The Supreme Court also properly assessed 10 points under risk factor 13, as the People established by clear and convincing evidence that the defendant's conduct while supervised [*2]was unsatisfactory. The defendant's conduct while incarcerated resulted in a separate criminal conviction of attempted knowingly make/possess dangerous contraband in prison in the first degree (see People v Averhart, 186 AD3d 1728, 1729 [2020]; People v Crandall, 90 AD3d at 630). In addition, the defendant incurred numerous disciplinary violations while incarcerated, including 16 tier III disciplinary violations and 14 tier II disciplinary violations (see People v Averhart, 186 AD3d at 1729; People v Guadeloupe, 173 AD3d 910, 911 [2019]).

" 'A defendant seeking a downward departure from the presumptive risk level has the initial burden of (1) identifying, as a matter of law, an appropriate mitigating factor, namely, a factor which tends to establish a lower likelihood of reoffense or danger to the community and is of a kind, or to a degree, that is otherwise not adequately taken into account by the . . . Guidelines; and (2) establishing the facts in support of its existence by a preponderance of the evidence' " (People v Downes, 216 AD3d 1183, 1183-1184 [2023] [internal quotation marks omitted], quoting People v Jones, 196 AD3d 515, 515 [2021]; see People v Gillotti, 23 NY3d 841, 860 [2014]; see also Sex Offender Registration Act: Risk Assessment Guidelines and Commentary at 4 [2006] [hereinafter Guidelines]). " 'If the defendant makes that twofold showing, the SORA court must exercise its discretion by weighing the mitigating factor to determine whether the totality of the circumstances warrants a departure to avoid an over-assessment of the defendant's dangerousness and risk of sexual recidivism' " (People v Downes, 216 AD3d at 1184, quoting People v Sofo, 168 AD3d 891, 891-892 [2019]; see People v Gillotti, 23 NY3d at 861).

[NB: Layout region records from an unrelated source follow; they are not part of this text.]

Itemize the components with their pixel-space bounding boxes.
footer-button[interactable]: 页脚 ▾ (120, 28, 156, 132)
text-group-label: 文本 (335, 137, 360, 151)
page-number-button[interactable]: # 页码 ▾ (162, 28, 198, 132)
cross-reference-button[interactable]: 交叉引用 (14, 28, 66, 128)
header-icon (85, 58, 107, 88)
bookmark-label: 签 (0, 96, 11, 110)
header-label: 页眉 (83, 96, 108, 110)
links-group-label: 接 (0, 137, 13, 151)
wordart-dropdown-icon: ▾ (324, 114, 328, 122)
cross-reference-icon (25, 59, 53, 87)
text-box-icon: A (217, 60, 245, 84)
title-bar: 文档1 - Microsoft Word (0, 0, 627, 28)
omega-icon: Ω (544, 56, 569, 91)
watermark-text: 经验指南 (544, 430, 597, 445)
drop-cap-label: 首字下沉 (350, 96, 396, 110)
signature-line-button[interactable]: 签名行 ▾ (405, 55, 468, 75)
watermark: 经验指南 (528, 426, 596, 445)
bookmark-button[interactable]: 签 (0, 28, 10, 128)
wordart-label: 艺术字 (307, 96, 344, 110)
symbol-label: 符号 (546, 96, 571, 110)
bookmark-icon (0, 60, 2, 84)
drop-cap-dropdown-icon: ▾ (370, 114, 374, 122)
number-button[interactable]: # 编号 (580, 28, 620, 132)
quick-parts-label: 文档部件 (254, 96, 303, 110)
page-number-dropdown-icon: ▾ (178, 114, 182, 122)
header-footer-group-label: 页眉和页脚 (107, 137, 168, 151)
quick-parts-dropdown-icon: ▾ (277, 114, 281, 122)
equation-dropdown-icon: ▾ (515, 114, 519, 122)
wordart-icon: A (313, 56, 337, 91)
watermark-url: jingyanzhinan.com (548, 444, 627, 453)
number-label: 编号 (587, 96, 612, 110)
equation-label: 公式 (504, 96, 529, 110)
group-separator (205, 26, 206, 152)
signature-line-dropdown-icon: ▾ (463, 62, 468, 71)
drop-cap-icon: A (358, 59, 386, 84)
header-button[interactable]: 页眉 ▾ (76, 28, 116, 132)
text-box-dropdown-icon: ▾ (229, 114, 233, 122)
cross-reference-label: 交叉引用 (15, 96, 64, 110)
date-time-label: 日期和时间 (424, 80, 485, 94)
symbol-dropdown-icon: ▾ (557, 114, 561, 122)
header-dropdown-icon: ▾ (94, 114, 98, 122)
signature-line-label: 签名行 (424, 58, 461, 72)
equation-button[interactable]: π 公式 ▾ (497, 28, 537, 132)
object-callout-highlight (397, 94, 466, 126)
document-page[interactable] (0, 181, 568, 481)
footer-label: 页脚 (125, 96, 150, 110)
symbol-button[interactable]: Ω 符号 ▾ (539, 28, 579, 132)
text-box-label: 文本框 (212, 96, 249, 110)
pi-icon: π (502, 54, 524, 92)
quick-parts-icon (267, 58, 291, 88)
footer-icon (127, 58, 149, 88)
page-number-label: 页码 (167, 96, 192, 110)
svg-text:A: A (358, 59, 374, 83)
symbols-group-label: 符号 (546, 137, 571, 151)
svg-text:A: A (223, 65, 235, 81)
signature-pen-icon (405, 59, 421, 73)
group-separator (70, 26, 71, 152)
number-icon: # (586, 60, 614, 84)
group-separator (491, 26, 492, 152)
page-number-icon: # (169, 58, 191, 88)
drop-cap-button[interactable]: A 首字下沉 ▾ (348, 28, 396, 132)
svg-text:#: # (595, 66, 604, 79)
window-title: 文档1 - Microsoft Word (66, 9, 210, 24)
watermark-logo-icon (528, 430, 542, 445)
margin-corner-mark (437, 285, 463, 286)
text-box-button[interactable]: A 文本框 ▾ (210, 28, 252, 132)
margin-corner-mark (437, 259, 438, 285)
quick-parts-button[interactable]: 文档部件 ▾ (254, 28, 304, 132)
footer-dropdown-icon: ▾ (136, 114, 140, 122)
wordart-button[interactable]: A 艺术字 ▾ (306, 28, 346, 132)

Here, the defendant failed to establish that a downward departure was warranted. While a defendant's response to sex offender treatment may qualify as a ground for a downward departure where the response is "exceptional" (Guidelines at 17), the defendant failed to demonstrate by a preponderance of the evidence that his " 'response to treatment, while positive, was exceptional' " (People v Smith, 194 AD3d 767, 768 [2021], quoting People v Diaz, 180 AD3d 817, 818 [2020]).

Although "advanced age" may constitute a basis for a downward departure (Guidelines at 5), the defendant failed to demonstrate that his age at the time of the SORA hearing, 55 years old, constituted an appropriate mitigating factor that minimized his risk of reoffense (see People v Rivera, 207 AD3d 761, 762 [2022]; People v Haims, 203 AD3d 1184, 1186 [2022]).

Moreover, while "[a]n offender's rehabilitation as evidenced by the totality of the record may, under some circumstances, constitute a proper mitigating factor for a downward departure," the defendant did not prove by a preponderance of the evidence the facts in support of this alleged mitigating factor (People v Santogual, 157 AD3d 737, 738 [2018]; see People v Haims, 203 AD3d at 1186). Further, the defendant's expressed remorse was adequately taken into account by the Guidelines (see People v Zambrano, 215 AD3d 989, 989 [2023]; People v Barrott, 199 AD3d 1029, 1030 [2021]).

Accordingly, the Supreme Court properly designated the defendant a level three sex offender. Barros, J.P., Christopher, Dowling and Taylor, JJ., concur.